New Report Shows Violent Crime Rates Linked to Lead Poisoning

The rise and fall of leaded gasoline directly mimics the arc of violent crime in America.

The rate of violent crime in the U.S. has been falling for years now, but no one seems to know why. Many different theories have been tossed around, including the legalization of abortion, the end of the “crack epidemic,” the rise in prison populations, and new policing tactics just to name a few. Although each of these theories has an element to them that may have played a part in the drop in violent crime across the nation, none of them quite fit all the facts. Except one, lead poisoning. In fact, a report in Mother Jones states,

The rise and fall of leaded gasoline directly mimics the arc of violent crime in America, on a 23-year time lag. In fact, studies show the same correlation in countries around the world, six US cities, and even a New Orleans neighborhood.

What is even more telling is that the science of lead poisoning fits too. Led intake has been linked to lower IQs, delayed development, and the likelihood to commit crimes later in life. Although millions of children who inhaled the same led from car exhaust from the 1940s-70s did not turn to a life of violent crime, those balancing on the edge were pushed over from being considered simply slow or mildly disruptive to becoming players in what became a “nationwide epidemic of violent crime.”

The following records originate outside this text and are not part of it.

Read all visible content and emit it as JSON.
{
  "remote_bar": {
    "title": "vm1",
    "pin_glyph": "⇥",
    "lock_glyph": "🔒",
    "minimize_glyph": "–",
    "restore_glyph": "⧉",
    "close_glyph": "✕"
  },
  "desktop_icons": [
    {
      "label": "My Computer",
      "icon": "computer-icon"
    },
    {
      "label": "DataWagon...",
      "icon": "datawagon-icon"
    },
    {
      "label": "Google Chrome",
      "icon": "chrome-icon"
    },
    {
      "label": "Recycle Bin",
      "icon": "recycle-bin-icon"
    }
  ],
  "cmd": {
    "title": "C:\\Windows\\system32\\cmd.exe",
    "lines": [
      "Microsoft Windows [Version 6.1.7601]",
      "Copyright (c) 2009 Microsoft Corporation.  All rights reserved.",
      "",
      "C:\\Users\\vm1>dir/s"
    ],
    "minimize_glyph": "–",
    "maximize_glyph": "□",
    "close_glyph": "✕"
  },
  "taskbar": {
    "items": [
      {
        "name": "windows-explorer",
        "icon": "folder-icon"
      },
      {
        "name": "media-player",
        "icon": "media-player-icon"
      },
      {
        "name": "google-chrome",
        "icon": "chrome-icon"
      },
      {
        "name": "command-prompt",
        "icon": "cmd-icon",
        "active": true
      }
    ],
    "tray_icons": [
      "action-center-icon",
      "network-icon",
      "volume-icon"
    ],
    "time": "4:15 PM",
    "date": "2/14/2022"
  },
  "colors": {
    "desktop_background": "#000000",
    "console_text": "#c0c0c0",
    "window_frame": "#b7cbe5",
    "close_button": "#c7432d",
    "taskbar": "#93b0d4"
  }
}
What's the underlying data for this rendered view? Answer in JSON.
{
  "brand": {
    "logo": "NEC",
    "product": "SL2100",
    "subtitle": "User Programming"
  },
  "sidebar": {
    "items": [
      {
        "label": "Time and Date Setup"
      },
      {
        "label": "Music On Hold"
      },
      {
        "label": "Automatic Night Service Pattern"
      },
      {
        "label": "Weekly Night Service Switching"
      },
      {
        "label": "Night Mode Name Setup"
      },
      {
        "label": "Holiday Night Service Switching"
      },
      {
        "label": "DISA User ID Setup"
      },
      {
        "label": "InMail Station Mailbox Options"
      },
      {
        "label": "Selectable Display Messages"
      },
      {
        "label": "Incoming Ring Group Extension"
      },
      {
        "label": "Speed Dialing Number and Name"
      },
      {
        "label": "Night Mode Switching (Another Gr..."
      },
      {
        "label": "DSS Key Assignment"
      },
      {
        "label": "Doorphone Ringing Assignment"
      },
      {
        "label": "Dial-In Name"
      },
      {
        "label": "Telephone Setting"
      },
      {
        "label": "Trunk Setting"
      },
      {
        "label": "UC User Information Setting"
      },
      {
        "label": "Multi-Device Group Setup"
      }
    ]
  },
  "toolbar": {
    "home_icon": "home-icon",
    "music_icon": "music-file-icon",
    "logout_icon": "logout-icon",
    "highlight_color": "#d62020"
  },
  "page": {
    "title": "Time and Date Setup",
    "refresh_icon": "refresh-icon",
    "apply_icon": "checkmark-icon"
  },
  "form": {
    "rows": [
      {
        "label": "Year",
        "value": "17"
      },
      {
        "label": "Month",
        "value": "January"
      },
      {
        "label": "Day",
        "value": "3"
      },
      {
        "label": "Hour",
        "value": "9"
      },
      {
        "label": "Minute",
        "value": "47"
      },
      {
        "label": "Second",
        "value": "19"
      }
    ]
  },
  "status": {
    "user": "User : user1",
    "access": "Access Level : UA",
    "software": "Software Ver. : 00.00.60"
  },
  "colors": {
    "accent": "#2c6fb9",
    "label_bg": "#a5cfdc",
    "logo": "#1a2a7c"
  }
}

With the tighter control of exhaust emissions, better car engines, and cleaner burning fuel the levels of lead in the environment have gone down significantly. And so has the rate of violent crime in America. However, although rates for lead have been dropping which reduces overall exposure to developing children, molecules still lurk in soil and at least 16 million homes across the nation. The cleanup would cost billions, but would save trillions of dollars and uncounted lives in the long run. As the report says, “[It] could turn out to be the cheapest, most effective crime prevention tool we have. And we could start doing it tomorrow.”

 Photo: eutrophication&hypoxia/Flickr

About Kathryn DeHoyos

Kathryn DeHoyos currently resides on the outskirts of Austin, TX. She has 2 beautiful children, and is very happily un-married to her life partner DJ.


  1. Richard Aubrey says:

    Couple of problems. The putative results of childhood exposure to lead–deficient impulse control, for example–are permanent. So, if someone is diagnosed as clinically incapable of normal impulse control, what do we do? Do we really want to go there? Should we be locking up the diagnosed in addition to the criminals? Forcing meds on them? Giving them a permanent record as possibly unsuitable for civilized living?
    Second, deciding to concentrate this in the urban neighborhoods will be labeling…urban neighborhoods as full of people with deficient impulse control and a propensity for crime.

    And there is another factor. Lead paint abatement has been going on for decades. Possibly that has something to do with the situation.

  2. Better Still – we just need a smoking gun from some petroleum giant that they knew tetra ethyl lead was a danger and they can be sued back into the stone age. Would make Tobacco look like extremely small potatoes.